Eugene W. Grant, mayor of Seat Pleasant in Prince George’s County and one of only two officials on hand for the emergency meeting, told the AFRO that the forum “was an opportunity to expose the challenges within the elected leadership of PG County.”

“ was an opportunity to understand the power of elected leaders and their responsibility and their failures at their responsibilities to legitimately work on behalf of these contractors to ensure that they get contracts,” Grant said. “Once they get the contracts, they can hire their own people, and it begins this cyclical effect that undergirds the economic progress of our communities.”

Grant told the crowd that officials of the County speak often of it as the most affluent and educated Black community in the region, but openly neglect to establish an economic base for African Americans within it by refusing to support Black businesses in the face of developers.

“At some point we have to stop electing people from the plantation and begin electing people who are free, have free thought, are bold, and who will speak the truth.
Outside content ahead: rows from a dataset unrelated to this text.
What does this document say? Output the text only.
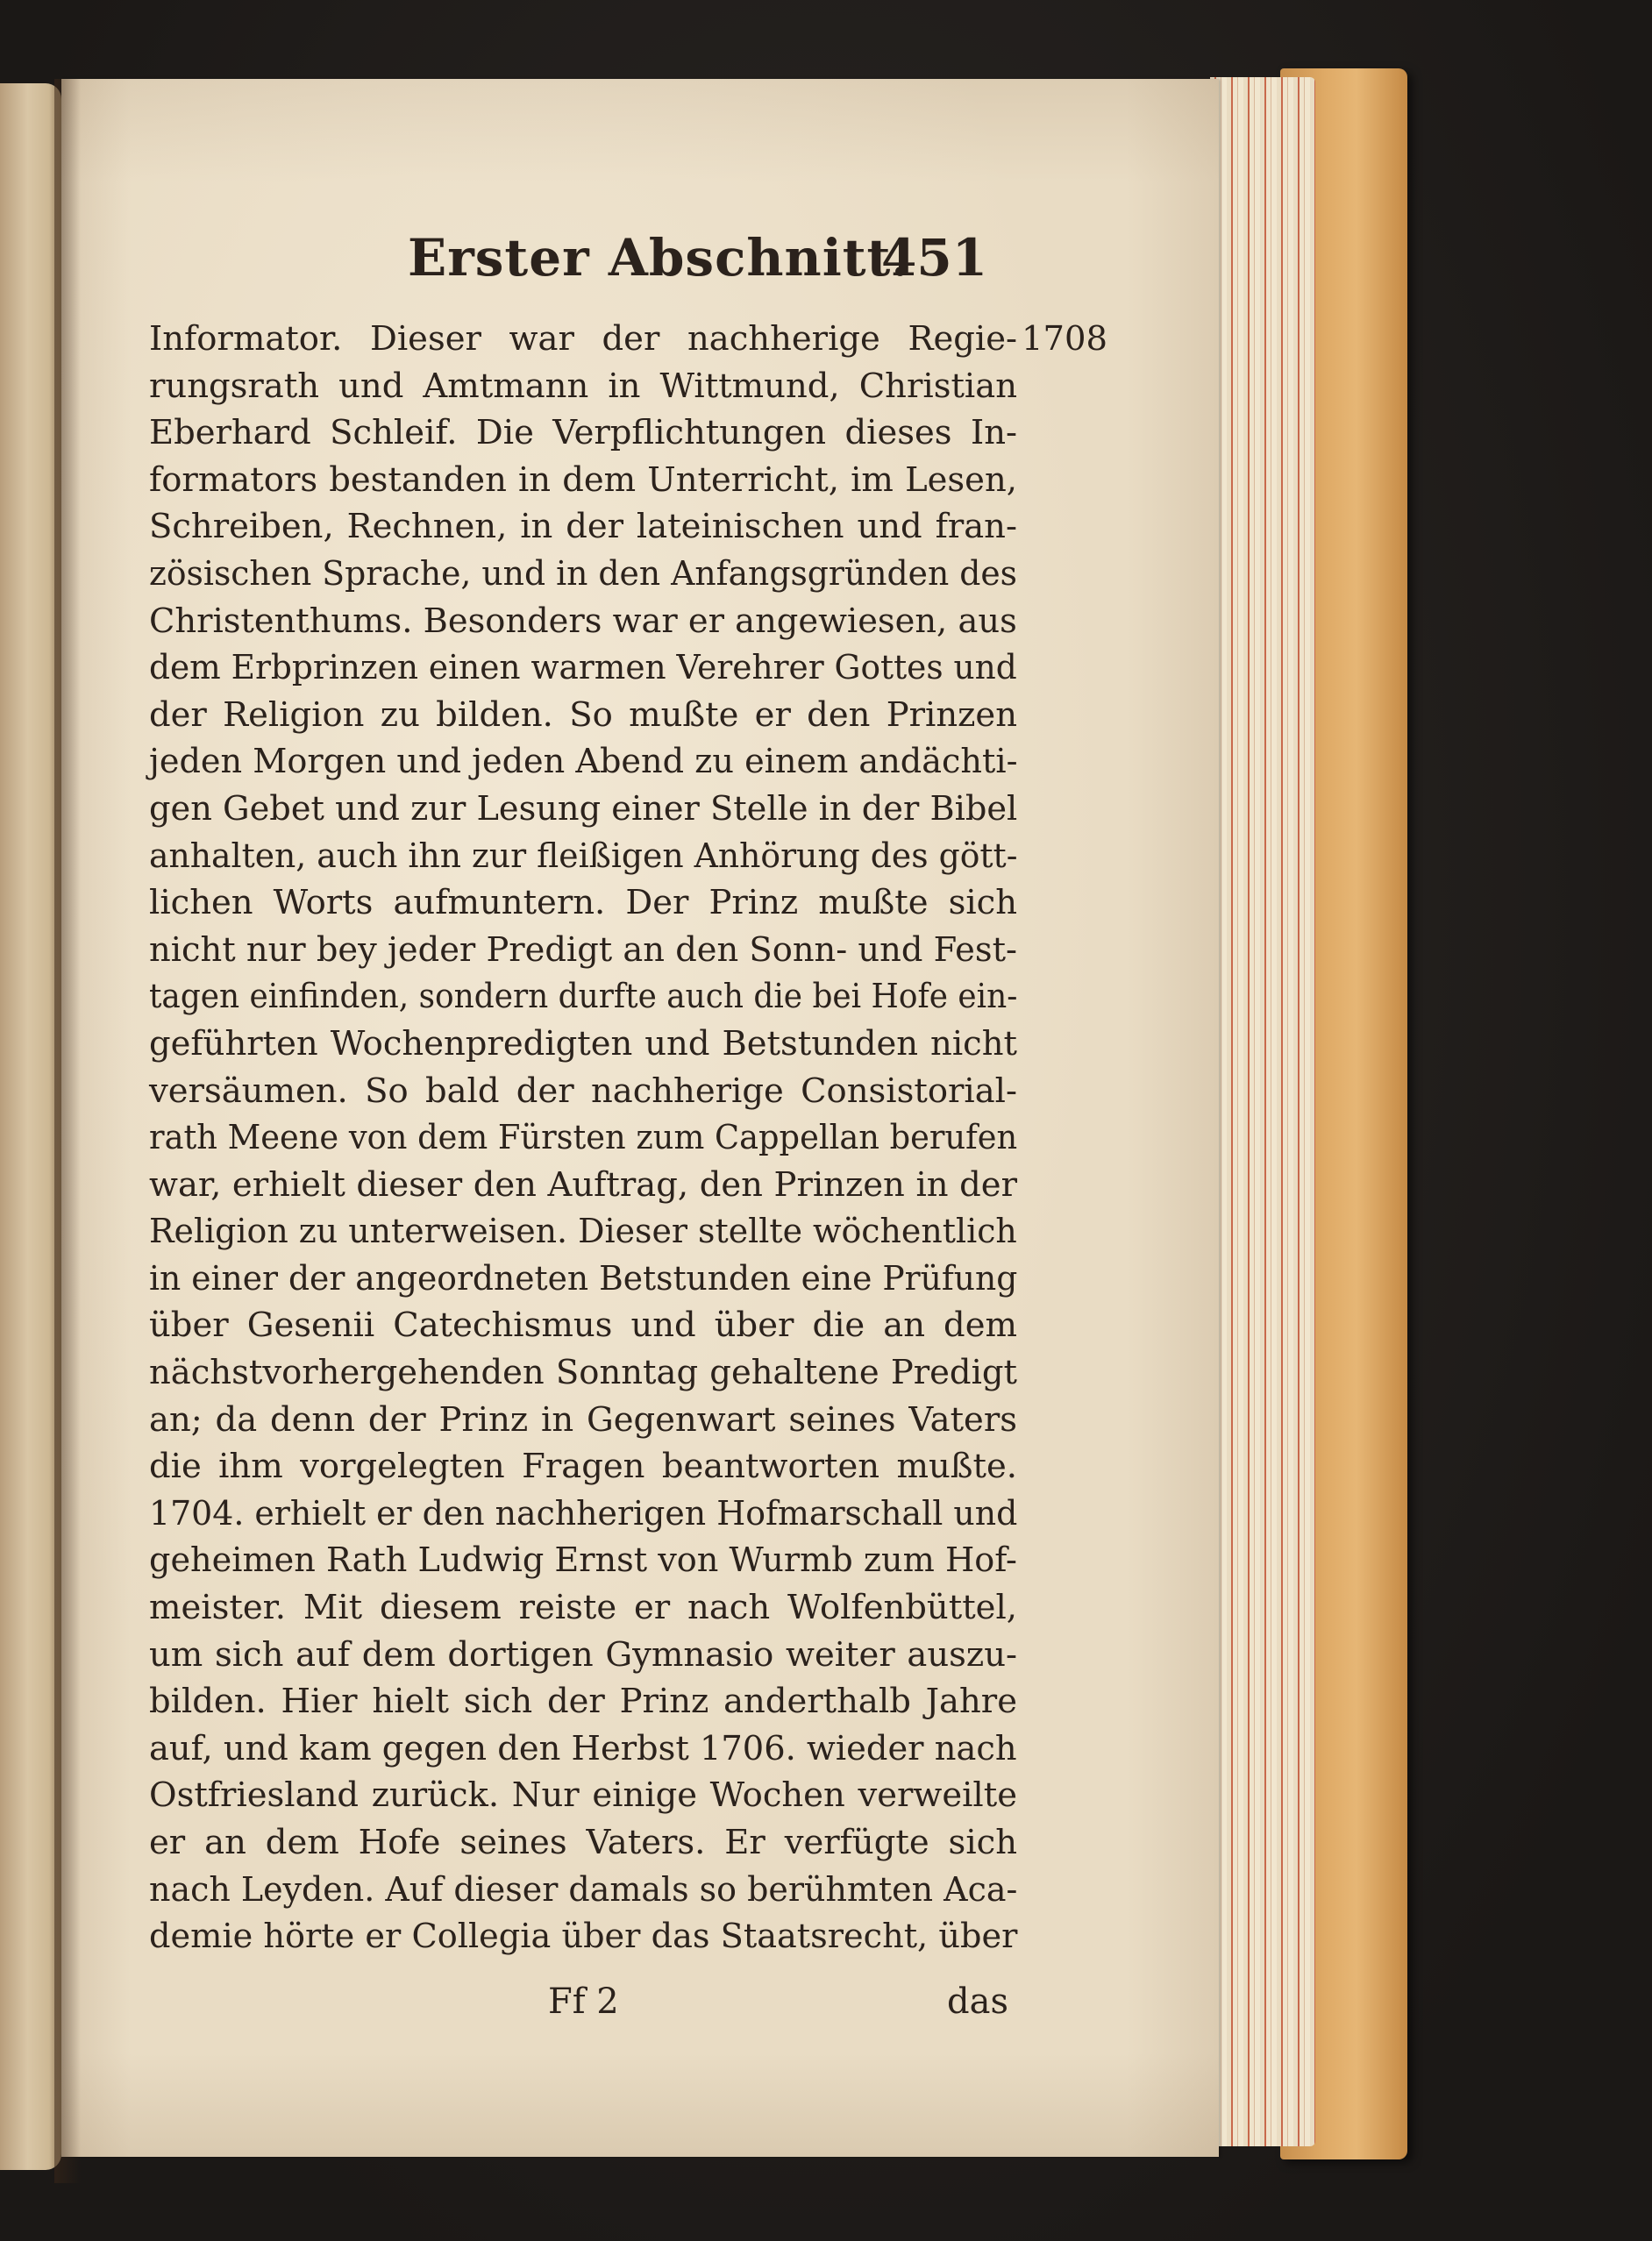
Erster Abschnitt.
451
Informator. Dieser war der nachherige Regie-
rungsrath und Amtmann in Wittmund, Christian
Eberhard Schleif. Die Verpflichtungen dieses In-
formators bestanden in dem Unterricht, im Lesen,
Schreiben, Rechnen, in der lateinischen und fran-
zösischen Sprache, und in den Anfangsgründen des
Christenthums. Besonders war er angewiesen, aus
dem Erbprinzen einen warmen Verehrer Gottes und
der Religion zu bilden. So mußte er den Prinzen
jeden Morgen und jeden Abend zu einem andächti-
gen Gebet und zur Lesung einer Stelle in der Bibel
anhalten, auch ihn zur fleißigen Anhörung des gött-
lichen Worts aufmuntern. Der Prinz mußte sich
nicht nur bey jeder Predigt an den Sonn- und Fest-
tagen einfinden, sondern durfte auch die bei Hofe ein-
geführten Wochenpredigten und Betstunden nicht
versäumen. So bald der nachherige Consistorial-
rath Meene von dem Fürsten zum Cappellan berufen
war, erhielt dieser den Auftrag, den Prinzen in der
Religion zu unterweisen. Dieser stellte wöchentlich
in einer der angeordneten Betstunden eine Prüfung
über Gesenii Catechismus und über die an dem
nächstvorhergehenden Sonntag gehaltene Predigt
an; da denn der Prinz in Gegenwart seines Vaters
die ihm vorgelegten Fragen beantworten mußte.
1704. erhielt er den nachherigen Hofmarschall und
geheimen Rath Ludwig Ernst von Wurmb zum Hof-
meister. Mit diesem reiste er nach Wolfenbüttel,
um sich auf dem dortigen Gymnasio weiter auszu-
bilden. Hier hielt sich der Prinz anderthalb Jahre
auf, und kam gegen den Herbst 1706. wieder nach
Ostfriesland zurück. Nur einige Wochen verweilte
er an dem Hofe seines Vaters. Er verfügte sich
nach Leyden. Auf dieser damals so berühmten Aca-
demie hörte er Collegia über das Staatsrecht, über
1708
Ff 2	das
If you had the right type of officials in place, you would not need an emergency meeting; you’d have everything you need,” Grant said.

An impassioned Grant echoed sentiments of several speakers during the forum, including those of Maryland business owner Melvin Forbes that the crisis many citizens faced in securing business contracts came as a direct result of a lack of oversight among County leaders.

“We’ve purchased the bus, have allowed others to ride the bus, and somehow we have once again ended up on the back of the bus,” said Forbes. “We have to get to a point with our votes that we acknowledge that just because you’re my color don’t mean you’re my kind. Prince Georges County, we have got to stop electing people just because they look like us.”